Concern of Oil Prices Bubbling
10th January 2012
Concern of Oil Prices Bubbling
Surging prices for oil and natural- gas shales, in at least one case rising 10-fold in five weeks, are raising concern of a bubble as valuations of drilling acreage approach the peak set before the collapse of Lehman Brothers Holdings Inc.
Chinese, French and Japanese energy explorers committed more than $8 billion in the past two weeks to shale-rock formations from Pennsylvania to Texas after 2011 set records for international average crude prices and U.S. gas demand. As competition among buyers intensifies, overseas investors are paying top dollar for fields where too few wells have been drilled to assess potential production.
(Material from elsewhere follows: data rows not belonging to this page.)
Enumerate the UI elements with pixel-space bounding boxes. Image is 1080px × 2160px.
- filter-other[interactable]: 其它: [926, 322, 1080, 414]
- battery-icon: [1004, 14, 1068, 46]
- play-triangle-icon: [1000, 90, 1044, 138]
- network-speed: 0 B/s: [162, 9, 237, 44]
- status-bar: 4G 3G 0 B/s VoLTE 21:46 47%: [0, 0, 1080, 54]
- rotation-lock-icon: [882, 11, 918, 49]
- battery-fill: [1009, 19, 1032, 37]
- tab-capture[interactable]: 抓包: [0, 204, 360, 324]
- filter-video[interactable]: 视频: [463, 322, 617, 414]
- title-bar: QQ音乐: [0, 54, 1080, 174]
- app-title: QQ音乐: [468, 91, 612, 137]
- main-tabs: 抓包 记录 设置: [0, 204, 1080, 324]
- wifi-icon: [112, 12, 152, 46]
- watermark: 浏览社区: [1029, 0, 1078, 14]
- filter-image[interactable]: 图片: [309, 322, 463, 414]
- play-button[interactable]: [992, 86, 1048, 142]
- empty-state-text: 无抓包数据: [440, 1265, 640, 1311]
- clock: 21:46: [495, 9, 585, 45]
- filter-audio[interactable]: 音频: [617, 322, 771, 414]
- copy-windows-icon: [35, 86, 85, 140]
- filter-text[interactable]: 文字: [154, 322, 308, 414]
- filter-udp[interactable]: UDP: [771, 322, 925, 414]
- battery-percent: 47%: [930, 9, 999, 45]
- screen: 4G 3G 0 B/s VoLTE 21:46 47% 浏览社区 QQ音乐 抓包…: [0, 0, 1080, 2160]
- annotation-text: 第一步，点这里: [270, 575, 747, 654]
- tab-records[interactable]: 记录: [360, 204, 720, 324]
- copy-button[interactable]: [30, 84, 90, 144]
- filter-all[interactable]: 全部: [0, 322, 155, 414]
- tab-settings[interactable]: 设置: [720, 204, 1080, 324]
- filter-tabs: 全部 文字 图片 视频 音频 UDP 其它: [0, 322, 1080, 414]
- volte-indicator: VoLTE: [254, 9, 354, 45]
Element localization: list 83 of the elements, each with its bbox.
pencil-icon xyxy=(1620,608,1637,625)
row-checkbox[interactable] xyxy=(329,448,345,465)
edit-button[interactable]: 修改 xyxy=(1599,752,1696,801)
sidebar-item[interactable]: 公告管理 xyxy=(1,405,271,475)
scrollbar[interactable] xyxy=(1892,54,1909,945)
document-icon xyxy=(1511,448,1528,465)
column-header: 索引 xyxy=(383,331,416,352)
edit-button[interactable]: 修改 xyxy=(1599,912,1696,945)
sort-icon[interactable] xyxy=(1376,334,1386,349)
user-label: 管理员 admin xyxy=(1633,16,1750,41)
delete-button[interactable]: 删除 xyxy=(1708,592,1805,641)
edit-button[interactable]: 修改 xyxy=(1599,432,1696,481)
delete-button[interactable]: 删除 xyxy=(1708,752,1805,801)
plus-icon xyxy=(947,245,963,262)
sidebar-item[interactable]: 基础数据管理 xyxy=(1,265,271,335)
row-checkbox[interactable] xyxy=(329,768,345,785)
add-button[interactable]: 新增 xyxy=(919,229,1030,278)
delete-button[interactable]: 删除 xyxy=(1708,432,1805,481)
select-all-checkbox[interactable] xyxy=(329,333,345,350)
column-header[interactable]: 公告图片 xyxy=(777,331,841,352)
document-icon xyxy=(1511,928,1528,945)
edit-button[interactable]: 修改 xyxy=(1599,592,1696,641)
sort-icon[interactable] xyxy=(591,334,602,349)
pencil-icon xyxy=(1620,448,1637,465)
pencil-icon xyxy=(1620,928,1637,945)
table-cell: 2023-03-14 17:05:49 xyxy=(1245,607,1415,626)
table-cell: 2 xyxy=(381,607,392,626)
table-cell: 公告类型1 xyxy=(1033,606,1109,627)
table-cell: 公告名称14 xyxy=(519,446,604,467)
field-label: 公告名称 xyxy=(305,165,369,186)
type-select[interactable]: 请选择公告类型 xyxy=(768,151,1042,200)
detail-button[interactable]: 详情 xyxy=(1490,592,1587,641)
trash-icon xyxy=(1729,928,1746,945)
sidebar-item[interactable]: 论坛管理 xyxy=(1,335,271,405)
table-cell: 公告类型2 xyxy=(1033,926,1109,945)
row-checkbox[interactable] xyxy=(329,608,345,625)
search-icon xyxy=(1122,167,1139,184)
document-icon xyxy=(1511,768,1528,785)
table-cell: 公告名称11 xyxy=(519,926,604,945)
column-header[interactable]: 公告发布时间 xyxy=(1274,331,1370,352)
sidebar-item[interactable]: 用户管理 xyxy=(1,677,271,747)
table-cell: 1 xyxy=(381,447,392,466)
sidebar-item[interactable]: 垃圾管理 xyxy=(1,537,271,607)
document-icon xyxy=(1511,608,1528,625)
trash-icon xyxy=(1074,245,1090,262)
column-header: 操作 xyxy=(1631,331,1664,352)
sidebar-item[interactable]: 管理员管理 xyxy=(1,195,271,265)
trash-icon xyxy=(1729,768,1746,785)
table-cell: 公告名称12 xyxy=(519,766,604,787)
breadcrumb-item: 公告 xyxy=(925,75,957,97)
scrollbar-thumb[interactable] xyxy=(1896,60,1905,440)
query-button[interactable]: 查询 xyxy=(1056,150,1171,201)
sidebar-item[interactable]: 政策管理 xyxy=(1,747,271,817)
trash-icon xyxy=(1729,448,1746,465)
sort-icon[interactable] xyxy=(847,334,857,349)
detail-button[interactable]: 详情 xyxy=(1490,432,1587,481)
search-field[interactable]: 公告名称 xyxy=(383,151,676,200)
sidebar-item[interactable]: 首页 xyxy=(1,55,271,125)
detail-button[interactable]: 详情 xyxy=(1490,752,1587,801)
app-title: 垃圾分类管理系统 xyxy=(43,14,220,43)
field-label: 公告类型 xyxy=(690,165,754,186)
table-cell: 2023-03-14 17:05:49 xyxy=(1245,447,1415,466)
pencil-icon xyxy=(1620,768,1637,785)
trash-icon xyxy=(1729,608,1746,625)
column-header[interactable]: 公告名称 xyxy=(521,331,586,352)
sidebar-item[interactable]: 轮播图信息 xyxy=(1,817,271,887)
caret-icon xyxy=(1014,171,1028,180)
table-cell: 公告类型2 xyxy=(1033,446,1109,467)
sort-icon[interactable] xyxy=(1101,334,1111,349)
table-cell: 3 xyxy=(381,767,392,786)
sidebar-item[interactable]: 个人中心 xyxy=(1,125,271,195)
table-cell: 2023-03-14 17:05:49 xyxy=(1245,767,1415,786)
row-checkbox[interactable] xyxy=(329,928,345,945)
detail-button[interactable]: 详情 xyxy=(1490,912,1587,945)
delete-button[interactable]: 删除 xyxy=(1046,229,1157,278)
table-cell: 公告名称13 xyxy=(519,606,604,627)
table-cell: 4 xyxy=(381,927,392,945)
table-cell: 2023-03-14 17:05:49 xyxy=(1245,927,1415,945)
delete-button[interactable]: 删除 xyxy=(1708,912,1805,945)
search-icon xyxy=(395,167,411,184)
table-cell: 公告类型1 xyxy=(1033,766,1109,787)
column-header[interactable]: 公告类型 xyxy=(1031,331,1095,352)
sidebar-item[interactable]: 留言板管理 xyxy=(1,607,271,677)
Marubeni Corp., the Japanese commodity trader, last week agreed to pay as much as $25,000 an acre for a stake in Hunt Oil Co.’s Eagle Ford shale property in Texas. The price, which includes future drilling costs, exceeds the $21,000 an acre Marathon Oil Corp. paid last year for nearby prospects owned by KKR & Co.’s Hilcorp Resources Holdings LP. In the Utica shale of Ohio and Pennsylvania, deal prices jumped 10-fold in five weeks to almost $15,000 an acre, according to IHS figures.
“I don’t feel confident that the prices being paid now are justified,” Del Pozzo said in a telephone interview from Norwalk, Connecticut. “I’m wary.”